Detroit Free Press: Marick Masters on increased tensions between GM and UAW

Autoworkers say they’re feeling unappreciated these days. They made wage and benefit sacrifices when times were bad. Now, after record sales, layoffs loom. The shocking announcement by General Motors last month to close four U.S. factories was seen, in part, as a message to the UAW to prepare for cost cuts during next year’s worker contract talks. But the labor union is not without leverage. It has more than $760 million in its strike fund. And officials aren’t afraid to use it. Everyone is watching to see what happens in coming months. These contracts are complicated and the process can be contentious. But it is highly unlikely the UAW would organize a strike to protest anything until the legal agreements allow for such activity, said UAW sources close to the leadership.

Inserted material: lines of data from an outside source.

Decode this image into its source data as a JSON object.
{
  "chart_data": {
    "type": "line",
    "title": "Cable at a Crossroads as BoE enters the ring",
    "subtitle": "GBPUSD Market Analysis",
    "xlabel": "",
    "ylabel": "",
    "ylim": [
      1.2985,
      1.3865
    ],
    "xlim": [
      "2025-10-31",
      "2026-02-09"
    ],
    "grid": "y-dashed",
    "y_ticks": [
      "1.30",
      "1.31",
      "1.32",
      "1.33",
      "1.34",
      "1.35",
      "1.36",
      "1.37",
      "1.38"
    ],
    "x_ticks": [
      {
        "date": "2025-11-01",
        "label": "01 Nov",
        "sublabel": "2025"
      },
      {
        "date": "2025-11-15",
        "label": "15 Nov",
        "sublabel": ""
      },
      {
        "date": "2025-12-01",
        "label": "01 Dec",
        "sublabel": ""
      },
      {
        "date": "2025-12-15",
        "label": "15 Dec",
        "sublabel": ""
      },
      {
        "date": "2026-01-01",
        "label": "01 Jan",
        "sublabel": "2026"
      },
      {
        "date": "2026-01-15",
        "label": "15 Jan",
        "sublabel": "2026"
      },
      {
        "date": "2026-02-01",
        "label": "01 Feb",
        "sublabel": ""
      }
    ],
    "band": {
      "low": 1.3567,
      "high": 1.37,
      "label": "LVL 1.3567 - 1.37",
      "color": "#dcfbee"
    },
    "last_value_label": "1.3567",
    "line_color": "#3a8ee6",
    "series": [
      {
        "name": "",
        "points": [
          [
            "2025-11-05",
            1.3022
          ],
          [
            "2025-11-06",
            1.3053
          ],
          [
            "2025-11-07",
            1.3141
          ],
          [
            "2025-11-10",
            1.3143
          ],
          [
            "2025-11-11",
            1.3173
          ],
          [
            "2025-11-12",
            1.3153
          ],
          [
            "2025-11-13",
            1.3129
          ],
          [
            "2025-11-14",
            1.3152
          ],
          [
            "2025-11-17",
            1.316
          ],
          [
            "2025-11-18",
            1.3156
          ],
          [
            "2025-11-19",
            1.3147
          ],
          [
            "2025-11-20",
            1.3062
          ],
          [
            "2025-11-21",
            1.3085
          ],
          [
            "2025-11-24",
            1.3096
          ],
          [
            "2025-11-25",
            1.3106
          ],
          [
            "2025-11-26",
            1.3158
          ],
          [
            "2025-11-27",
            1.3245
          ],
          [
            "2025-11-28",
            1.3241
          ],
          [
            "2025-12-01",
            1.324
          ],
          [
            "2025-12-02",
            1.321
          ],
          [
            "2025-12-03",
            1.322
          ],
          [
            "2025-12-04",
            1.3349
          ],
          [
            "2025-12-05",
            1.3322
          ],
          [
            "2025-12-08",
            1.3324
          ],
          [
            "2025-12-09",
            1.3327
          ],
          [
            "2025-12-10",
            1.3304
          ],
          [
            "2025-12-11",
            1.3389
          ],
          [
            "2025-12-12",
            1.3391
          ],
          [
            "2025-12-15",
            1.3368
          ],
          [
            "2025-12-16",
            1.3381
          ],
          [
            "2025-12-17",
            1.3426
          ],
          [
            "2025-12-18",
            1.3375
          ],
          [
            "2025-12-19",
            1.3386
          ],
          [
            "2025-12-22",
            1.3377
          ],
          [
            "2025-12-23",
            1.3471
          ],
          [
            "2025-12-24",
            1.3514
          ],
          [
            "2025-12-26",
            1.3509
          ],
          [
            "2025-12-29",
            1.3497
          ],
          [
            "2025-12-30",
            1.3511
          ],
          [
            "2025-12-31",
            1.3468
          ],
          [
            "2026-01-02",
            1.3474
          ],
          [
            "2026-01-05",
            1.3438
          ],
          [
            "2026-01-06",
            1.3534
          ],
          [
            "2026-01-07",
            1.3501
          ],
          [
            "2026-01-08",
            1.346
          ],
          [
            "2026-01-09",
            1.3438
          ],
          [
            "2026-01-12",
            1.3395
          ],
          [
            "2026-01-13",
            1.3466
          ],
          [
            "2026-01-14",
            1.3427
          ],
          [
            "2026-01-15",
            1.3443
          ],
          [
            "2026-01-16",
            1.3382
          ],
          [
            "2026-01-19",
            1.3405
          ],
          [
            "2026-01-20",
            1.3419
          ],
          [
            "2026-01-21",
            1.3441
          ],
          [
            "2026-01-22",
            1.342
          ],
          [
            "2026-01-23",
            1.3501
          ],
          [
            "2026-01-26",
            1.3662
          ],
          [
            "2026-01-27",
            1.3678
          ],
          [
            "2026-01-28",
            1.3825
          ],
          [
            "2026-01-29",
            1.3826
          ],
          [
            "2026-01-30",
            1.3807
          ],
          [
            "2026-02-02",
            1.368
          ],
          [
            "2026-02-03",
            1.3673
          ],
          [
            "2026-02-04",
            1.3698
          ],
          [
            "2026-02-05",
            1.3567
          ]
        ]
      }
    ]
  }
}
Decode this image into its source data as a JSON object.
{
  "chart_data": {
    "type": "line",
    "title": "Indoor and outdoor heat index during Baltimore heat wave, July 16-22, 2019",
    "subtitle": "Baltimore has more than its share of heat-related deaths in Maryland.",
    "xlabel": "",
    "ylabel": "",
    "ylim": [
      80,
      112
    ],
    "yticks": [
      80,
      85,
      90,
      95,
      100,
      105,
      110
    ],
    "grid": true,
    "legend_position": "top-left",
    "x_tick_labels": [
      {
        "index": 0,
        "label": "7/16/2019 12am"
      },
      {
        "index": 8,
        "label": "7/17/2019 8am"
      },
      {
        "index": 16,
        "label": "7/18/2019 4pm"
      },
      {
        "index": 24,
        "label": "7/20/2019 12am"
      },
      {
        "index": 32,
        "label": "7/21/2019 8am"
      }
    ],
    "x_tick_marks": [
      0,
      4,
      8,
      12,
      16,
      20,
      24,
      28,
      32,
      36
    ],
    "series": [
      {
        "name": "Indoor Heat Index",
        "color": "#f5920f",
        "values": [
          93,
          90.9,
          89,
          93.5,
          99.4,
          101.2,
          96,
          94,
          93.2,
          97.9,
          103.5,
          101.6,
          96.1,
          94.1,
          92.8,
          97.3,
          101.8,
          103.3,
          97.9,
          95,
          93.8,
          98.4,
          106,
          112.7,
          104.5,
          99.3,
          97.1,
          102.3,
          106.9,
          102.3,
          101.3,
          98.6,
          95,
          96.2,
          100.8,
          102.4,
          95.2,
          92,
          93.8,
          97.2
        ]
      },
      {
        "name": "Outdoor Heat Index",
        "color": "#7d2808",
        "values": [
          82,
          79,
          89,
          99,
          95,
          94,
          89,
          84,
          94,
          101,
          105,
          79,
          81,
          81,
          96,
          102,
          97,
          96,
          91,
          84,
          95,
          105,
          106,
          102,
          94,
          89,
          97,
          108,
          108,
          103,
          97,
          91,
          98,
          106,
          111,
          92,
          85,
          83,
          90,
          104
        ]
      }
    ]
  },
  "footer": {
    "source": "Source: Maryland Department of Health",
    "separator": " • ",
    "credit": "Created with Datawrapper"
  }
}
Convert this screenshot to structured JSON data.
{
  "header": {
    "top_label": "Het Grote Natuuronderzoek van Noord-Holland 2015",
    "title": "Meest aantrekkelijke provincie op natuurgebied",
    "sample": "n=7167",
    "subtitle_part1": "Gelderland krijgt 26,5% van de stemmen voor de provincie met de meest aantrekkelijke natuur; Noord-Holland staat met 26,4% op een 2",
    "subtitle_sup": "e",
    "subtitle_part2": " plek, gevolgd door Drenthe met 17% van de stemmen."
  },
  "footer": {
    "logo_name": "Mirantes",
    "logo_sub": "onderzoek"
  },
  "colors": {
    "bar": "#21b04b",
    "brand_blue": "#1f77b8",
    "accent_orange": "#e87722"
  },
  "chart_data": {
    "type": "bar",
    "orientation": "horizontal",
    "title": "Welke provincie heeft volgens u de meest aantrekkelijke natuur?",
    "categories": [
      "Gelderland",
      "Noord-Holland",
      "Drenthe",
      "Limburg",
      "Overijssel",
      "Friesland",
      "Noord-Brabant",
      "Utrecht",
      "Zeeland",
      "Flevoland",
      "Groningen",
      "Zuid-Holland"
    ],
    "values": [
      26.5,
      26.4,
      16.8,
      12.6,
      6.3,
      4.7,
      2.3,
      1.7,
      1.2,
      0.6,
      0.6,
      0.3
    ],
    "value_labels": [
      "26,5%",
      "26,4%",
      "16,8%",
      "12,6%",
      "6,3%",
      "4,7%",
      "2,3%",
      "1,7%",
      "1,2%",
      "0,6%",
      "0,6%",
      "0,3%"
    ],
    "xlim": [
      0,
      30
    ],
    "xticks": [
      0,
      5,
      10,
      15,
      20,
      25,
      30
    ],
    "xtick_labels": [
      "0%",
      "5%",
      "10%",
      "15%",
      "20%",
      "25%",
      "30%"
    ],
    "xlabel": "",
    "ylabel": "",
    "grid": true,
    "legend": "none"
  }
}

But these are turbulent political times with all players trying to navigate a “contentious administration,” said Marick Masters, a business professor at Wayne State University. GM has angered autoworkers and politicians with its abrupt announcement about expected closures. And sometimes workers simply don’t care about protocol if they feel there’s nothing to lose, Masters said. “Look at the wildcat strikes that occurred among teachers in West Virginia and other states. Those worked,” he said. “There’s a growing militancy among some workers and people who have reached perhaps the tipping point. People take extreme action when they feel there’s no alternative.”